Zu dieser Zeit verfiel auch der junge Naturwissenschaftler Hindorf dem Rausch der Kolonialbegeisterung. Als wissenschaftlicher Assistent sammelte er Erfahrungen in Ceylon (Sri Lanka), Sumatra, Java, Neu-Guinea, Australien, Ägypten und insbesondere Ost-Afrika. Ganz nebenbei verfasste er das erste deutsch-malaiische Übersetzungshandbuch. Sein Forschungsinteresse konzentrierte sich auf die Wachstums- und Absatzbedingungen von Nutzpflanzen und Gewürzen. Bald darauf folgte seine historische Glanztat. Trotz Ausfuhrverbot der Sisal-Agaven, die nur in Mexiko heimisch waren, gelang es ihm über einen Zwischenhändler in Florida, die Sisal-Pflanze über Hamburg nach Deutsch-Ostafrika zu transportieren. "Von 1000 Pflanzen gingen nur 62 an, aber daraus entstand die Sisal-Industrie Ostafrikas", berichtete Richard Hindorf. Die Sisalproduktion nahm einen steilen Aufstieg, das "blonde Gold" Afrikas entwickelte sich zu einem Exportschlager. Richard Hindorf wurde zur internationalen Berühmtheit. Er heiratete 1899 Else Tillmann (1876-1949), die ihm zwei Töchter gebar. Beruflich ging es weiter aufwärts. Er wurde Direktor der Rheinischen Handel-Plantagen-Gesellschaft, die baute Kaffee und Kautschuk in Deutsch-Ostafrika an. Zudem war er Mitbegründer der weltberühmt gewordenen Tropenkultur-Versuchsstation Amani im Naturparadies Usambara (Tansania) und der deutschen Kolonialschule in Witzenhausen (1898). Nach dem Ersten Weltkrieg wurden dem Deutschen Reich im Frieden von Versailles sämtliche Kolonien aberkannt. Deutschlands Traum von der Kolonialmacht fand ein jähes Ende.
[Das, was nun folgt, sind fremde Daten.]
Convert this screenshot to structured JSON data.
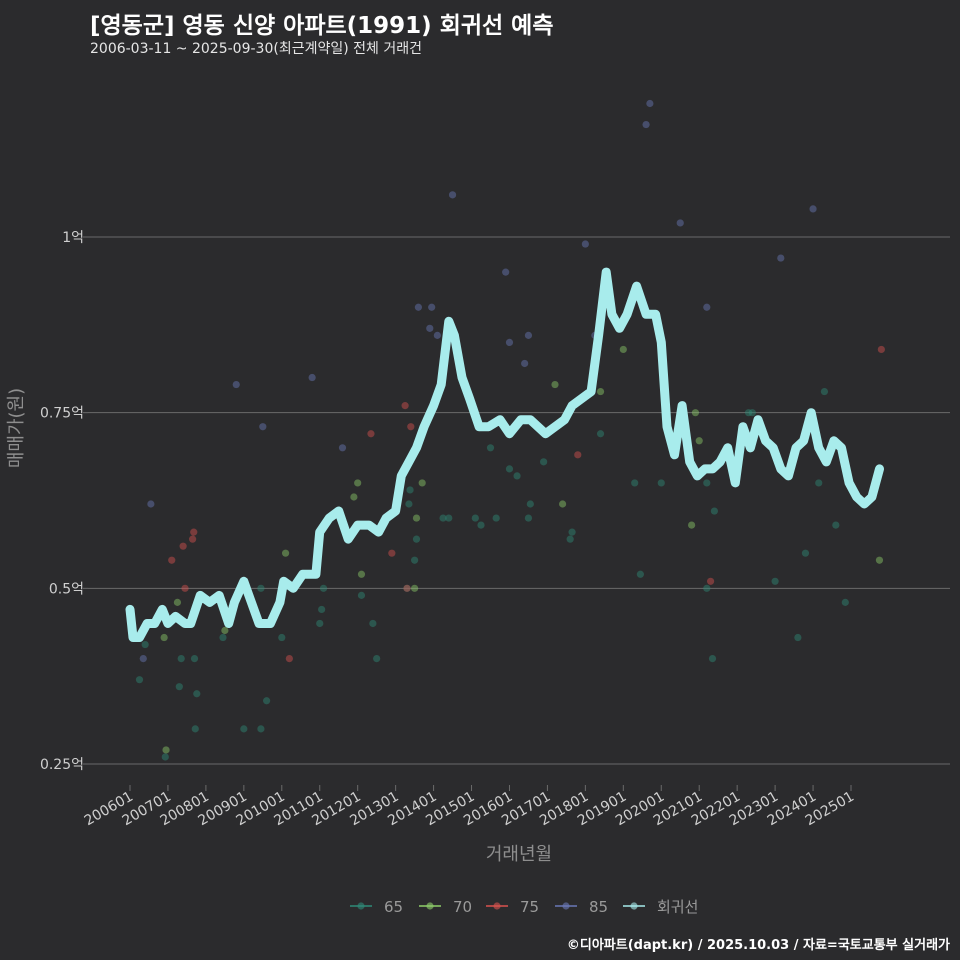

Hindorf kam in ein englisches Internierungslager. Doch ab 1925 setzte er sich für den Wiederaufbau der deutschen Pflanzungsgesellschaften im Mandatsgebiet (heute Tansania) ein und hatte Erfolg als Fachbuchautor. Hochbetagt starb er im Jahr 1954 im Alter von 90 Jahren. Ein Jahr später erhielt der namenlose Platz vor den Ruhrorter Rheinbrückentürmen seinen Namen.